Denial management & appeals
Daily denial work, corrected claims, and appeals with clinical documentation packets.
Aged A/R cleanup
Work every claim in the aged bucket, appeal or write off, and hand back a current A/R.
Coding audits & compliance
Chart-level coding audits, upcoding/undercoding review, and HIPAA-aligned workflow review.
Metrics we report to you
- Days in A/R and A/R aging by bucket (0–30, 31–60, 61–90, 91–120, 120+)
- Clean claim rate and first-pass resolution rate
- Denial rate by CARC/RARC and by payer
- Net collection rate and gross collection rate
- Charge lag (date of service to date of submission)
- Payer mix and payer-level yield
We do not publish or guarantee specific improvement percentages — recovery depends on payer mix, specialty, documentation quality, and the state of A/R at intake.
How we work with your EHR/PM
Disclosures
PF Consulting Firm is not a law firm and does not provide legal, tax, or clinical advice. Reimbursement and denial outcomes depend on payer contracts, medical policy, clinical documentation, and coverage rules that are controlled by the payer and government programs. We do not guarantee reimbursement amounts, collection rates, or specific timelines.
The provider is responsible for the accuracy and completeness of clinical documentation and for the lawful coding of services rendered. Coding is applied to the documentation supplied; we do not create documentation for services not performed and will not code around missing documentation.
Stop the leaks. Bill it once, bill it right.
Ask for a 90-day denial-and-A/R review — no obligation, and a clear picture of what your revenue cycle should look like.
Medical billing FAQ
What is medical billing?
Medical billing is the process of translating clinical documentation into claims, submitting them to payers, posting payments and adjustments, working denials and appeals, and following up on aging accounts receivable. It sits inside the broader revenue cycle, which starts at eligibility verification and prior authorization and ends at final patient balance resolution.

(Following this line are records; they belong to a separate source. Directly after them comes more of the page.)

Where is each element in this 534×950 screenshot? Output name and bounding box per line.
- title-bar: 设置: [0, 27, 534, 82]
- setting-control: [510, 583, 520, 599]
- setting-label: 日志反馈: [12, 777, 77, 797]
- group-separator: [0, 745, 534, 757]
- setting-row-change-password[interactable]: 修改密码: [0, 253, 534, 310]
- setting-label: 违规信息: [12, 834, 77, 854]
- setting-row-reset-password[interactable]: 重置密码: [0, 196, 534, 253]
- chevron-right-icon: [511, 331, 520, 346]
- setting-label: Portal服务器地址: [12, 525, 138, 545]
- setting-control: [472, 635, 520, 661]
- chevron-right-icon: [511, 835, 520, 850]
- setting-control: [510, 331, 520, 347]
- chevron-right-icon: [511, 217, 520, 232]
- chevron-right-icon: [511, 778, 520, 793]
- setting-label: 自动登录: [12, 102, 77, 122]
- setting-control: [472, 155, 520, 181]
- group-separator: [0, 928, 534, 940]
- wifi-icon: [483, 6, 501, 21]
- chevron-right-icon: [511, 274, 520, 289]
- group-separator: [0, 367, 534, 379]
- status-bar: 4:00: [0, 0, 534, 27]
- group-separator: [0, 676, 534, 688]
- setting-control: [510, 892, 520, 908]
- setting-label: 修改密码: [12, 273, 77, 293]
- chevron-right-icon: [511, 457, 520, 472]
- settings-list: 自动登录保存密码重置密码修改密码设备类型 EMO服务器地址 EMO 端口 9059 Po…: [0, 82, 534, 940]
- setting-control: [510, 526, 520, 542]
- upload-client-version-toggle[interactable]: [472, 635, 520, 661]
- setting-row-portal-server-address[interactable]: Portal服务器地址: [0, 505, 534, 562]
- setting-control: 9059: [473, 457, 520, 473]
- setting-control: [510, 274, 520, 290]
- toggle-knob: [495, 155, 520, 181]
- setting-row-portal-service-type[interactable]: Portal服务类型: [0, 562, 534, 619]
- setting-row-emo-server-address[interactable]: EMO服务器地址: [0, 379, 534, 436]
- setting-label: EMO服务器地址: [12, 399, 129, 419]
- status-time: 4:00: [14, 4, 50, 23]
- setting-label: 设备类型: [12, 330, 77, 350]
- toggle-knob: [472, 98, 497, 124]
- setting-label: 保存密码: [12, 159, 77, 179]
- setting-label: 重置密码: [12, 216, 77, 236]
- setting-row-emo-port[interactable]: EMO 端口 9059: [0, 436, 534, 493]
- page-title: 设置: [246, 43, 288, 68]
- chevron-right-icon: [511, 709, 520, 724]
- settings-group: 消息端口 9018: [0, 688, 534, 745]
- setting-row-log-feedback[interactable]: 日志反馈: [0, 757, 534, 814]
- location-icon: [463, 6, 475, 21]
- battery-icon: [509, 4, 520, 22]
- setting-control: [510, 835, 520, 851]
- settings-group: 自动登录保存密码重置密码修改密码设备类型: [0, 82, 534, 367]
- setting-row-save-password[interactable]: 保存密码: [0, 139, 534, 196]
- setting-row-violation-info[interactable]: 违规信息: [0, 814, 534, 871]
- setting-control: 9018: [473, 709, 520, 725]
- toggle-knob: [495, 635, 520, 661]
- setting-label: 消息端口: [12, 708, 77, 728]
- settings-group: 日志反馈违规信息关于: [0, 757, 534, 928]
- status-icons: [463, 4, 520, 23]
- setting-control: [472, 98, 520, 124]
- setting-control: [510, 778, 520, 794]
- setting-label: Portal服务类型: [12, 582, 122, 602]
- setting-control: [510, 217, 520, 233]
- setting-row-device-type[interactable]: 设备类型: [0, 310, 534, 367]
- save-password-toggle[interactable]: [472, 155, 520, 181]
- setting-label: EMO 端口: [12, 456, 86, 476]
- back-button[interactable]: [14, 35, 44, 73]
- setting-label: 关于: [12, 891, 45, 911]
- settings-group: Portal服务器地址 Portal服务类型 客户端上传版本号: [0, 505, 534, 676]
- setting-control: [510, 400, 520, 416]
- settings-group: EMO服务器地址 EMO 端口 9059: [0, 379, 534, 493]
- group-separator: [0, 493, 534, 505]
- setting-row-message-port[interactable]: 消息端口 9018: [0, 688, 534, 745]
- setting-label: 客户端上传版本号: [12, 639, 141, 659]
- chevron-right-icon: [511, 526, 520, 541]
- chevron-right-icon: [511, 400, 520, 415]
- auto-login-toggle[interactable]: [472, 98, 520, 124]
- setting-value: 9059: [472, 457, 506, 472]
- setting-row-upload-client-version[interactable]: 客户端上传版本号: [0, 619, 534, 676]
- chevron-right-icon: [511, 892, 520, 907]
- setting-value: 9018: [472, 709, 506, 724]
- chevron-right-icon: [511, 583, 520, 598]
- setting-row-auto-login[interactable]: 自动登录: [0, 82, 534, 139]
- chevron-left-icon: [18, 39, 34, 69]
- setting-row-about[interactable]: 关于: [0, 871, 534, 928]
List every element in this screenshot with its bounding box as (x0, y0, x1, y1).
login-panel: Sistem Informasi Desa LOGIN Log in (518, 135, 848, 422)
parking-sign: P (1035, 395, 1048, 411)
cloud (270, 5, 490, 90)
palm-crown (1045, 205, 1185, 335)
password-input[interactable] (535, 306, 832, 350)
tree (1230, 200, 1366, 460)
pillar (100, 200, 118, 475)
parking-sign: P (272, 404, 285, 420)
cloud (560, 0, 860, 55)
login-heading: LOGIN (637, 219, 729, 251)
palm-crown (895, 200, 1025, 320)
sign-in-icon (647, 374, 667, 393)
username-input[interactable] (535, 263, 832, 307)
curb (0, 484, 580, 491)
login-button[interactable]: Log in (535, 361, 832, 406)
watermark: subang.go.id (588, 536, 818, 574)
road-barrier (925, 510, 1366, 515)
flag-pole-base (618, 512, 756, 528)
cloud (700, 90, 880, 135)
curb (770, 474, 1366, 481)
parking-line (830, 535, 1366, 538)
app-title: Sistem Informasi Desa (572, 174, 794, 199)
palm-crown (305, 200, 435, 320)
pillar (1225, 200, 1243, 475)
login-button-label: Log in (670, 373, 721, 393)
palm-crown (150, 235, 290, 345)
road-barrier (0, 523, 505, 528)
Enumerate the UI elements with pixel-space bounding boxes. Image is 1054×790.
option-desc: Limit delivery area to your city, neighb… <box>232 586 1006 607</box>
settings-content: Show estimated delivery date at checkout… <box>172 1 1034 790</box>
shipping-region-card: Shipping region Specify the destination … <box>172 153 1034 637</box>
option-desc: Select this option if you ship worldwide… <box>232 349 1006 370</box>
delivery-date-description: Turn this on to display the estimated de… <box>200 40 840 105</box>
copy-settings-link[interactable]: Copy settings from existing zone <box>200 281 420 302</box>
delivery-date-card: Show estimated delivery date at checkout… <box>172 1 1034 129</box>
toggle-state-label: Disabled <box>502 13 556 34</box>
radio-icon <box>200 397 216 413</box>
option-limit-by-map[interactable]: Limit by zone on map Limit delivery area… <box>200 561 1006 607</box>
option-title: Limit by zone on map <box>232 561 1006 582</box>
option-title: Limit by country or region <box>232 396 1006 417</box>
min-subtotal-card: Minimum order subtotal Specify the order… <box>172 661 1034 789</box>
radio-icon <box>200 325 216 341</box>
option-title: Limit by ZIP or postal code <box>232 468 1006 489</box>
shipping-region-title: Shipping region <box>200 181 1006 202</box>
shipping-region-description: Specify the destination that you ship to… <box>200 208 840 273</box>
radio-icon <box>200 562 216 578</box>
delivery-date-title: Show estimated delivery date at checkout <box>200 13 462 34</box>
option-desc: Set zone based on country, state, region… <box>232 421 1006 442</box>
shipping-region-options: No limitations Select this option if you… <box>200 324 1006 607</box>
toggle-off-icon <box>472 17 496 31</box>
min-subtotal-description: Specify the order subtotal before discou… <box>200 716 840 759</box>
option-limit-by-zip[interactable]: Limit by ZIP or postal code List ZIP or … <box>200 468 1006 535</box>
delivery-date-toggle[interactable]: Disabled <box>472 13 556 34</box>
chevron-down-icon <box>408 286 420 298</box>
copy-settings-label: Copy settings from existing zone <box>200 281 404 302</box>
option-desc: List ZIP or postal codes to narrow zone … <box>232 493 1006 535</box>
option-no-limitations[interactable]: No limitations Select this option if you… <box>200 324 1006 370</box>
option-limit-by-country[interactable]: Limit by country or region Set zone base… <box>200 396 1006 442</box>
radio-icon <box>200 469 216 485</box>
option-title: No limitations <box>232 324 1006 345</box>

What is revenue cycle management (RCM)?
RCM is the end-to-end management of a practice's financial workflow: eligibility and benefits verification, prior authorization, charge capture, coding review, claim submission, payment posting, denial management, appeals, A/R follow-up, and patient statements. Good RCM depends on clean credentialing, current fee schedules, and accurate documentation on the clinical side.
What coding standards do you follow?
Claims are coded to ICD-10-CM diagnoses, CPT and HCPCS Level II procedure codes, and NCCI/MUE edits. We also apply CMS LCD/NCD guidance where applicable and each payer's specific medical policy. All coding is performed and reviewed by staff trained on current CMS and AMA guidelines; clients remain responsible for the accuracy of the underlying clinical documentation.
Do you handle denials and appeals?
Yes. We work denial worklists daily — CO-16 documentation, CO-197 auth, CO-50 medical necessity, and other common reason codes — file corrected claims and payer appeals within timely-filing windows, and escalate patterns for the practice to fix upstream (documentation, front-desk eligibility, coder templates).
Do you clean up old A/R?
Yes. A/R cleanup is a common engagement: work every claim in the aged bucket, appeal what's appealable, write off what isn't collectible, and hand back a clean, current A/R. We report progress by aging bucket (0–30, 31–60, 61–90, 91–120, 120+) and by payer.
How is medical billing priced?
Most billing companies price on a percentage of collections, a per-claim fee, or a fixed monthly retainer, or some combination. The right structure depends on volume, specialty, and payer mix. We quote after a discovery call and never take a percentage of patient co-pays collected at the front desk unless explicitly agreed.
Do you coordinate with credentialing?
Yes. Denials for provider-not-enrolled, term-date, and taxonomy issues are usually credentialing problems, not billing problems. When we handle both, we resolve them at the source. See our Medical Credentialing page.
Are you HIPAA compliant?
Yes. We sign a Business Associate Agreement (BAA) with each covered entity, use access controls and audit logging, and follow the HIPAA Privacy, Security, and Breach Notification Rules for PHI we access on the client's behalf.